The Gods are first, and that advantage use
On our belief, that all from them proceeds;
I question it, for this fair Earth I see,
Warm'd by the Sun, producing every kind,
Them nothing: If they all things, who enclos'd
Knowledge of Good and Evil in this Tree,
That whoso eats thereof, forthwith attains
Wisdom without their leave? and wherein lies
Th' offence, that Man should thus attain to know?
What can your knowledge hurt him, or this Tree
Impart against his will if all be his?
Or is it envie, and can envie dwell
In Heav'nly brests? these, these and many more
Causes import your need of this fair Fruit.
Goddess humane, reach then, and freely taste. (
PL 9.684-732)
I don't know if the student caught my allusions or even followed my well-intended advice, but my "bellyache thesis" actually has much to commend it . . . even if no other scholars seem to have recognized the chasmic depths of its engulfing profundity.

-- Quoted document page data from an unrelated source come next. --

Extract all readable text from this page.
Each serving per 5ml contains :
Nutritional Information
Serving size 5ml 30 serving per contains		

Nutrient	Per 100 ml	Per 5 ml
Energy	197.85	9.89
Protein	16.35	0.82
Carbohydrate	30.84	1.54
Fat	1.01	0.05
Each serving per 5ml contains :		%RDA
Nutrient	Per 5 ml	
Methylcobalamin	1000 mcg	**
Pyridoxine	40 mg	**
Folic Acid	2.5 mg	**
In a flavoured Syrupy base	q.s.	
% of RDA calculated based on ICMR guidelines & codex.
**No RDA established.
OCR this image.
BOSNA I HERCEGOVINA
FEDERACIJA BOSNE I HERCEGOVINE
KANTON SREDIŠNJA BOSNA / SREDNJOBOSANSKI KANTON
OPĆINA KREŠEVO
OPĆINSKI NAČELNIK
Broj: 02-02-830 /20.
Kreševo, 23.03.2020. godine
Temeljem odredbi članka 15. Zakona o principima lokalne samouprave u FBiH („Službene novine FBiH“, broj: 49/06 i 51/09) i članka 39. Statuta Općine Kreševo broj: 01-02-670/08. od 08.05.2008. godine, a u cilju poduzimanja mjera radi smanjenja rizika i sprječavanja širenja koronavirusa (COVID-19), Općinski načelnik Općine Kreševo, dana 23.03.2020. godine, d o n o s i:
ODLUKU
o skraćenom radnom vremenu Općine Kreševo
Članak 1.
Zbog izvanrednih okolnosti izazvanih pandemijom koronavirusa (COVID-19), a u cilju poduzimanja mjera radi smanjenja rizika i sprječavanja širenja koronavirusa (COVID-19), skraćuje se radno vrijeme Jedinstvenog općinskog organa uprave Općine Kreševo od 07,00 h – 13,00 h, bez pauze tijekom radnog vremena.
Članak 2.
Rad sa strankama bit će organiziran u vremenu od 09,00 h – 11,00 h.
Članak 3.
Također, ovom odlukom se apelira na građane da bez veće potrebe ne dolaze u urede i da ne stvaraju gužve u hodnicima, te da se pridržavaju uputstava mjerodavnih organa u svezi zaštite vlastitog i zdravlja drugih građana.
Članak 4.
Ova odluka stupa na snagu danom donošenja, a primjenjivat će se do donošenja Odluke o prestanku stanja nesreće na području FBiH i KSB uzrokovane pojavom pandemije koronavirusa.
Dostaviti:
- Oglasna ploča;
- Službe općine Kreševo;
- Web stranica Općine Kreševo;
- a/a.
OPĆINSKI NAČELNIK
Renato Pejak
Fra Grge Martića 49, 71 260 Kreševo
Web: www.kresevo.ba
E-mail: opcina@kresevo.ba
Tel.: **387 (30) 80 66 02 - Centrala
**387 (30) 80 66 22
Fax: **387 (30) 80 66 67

Now, however, those procrastinating students looking for help in writing their last-minute papers have a legitimate resource, a new, user-friendly website designed by students for first-time readers of Milton's Paradise Lost:
darknefs vifible
I think that they mean "Darkness Visible," but whom am I to take issue with nostalgia for the lisping orthographic conventions of Early Modern English?

Humor aside, I like the website and recommend a visit -- and not only for first-time Milton readers.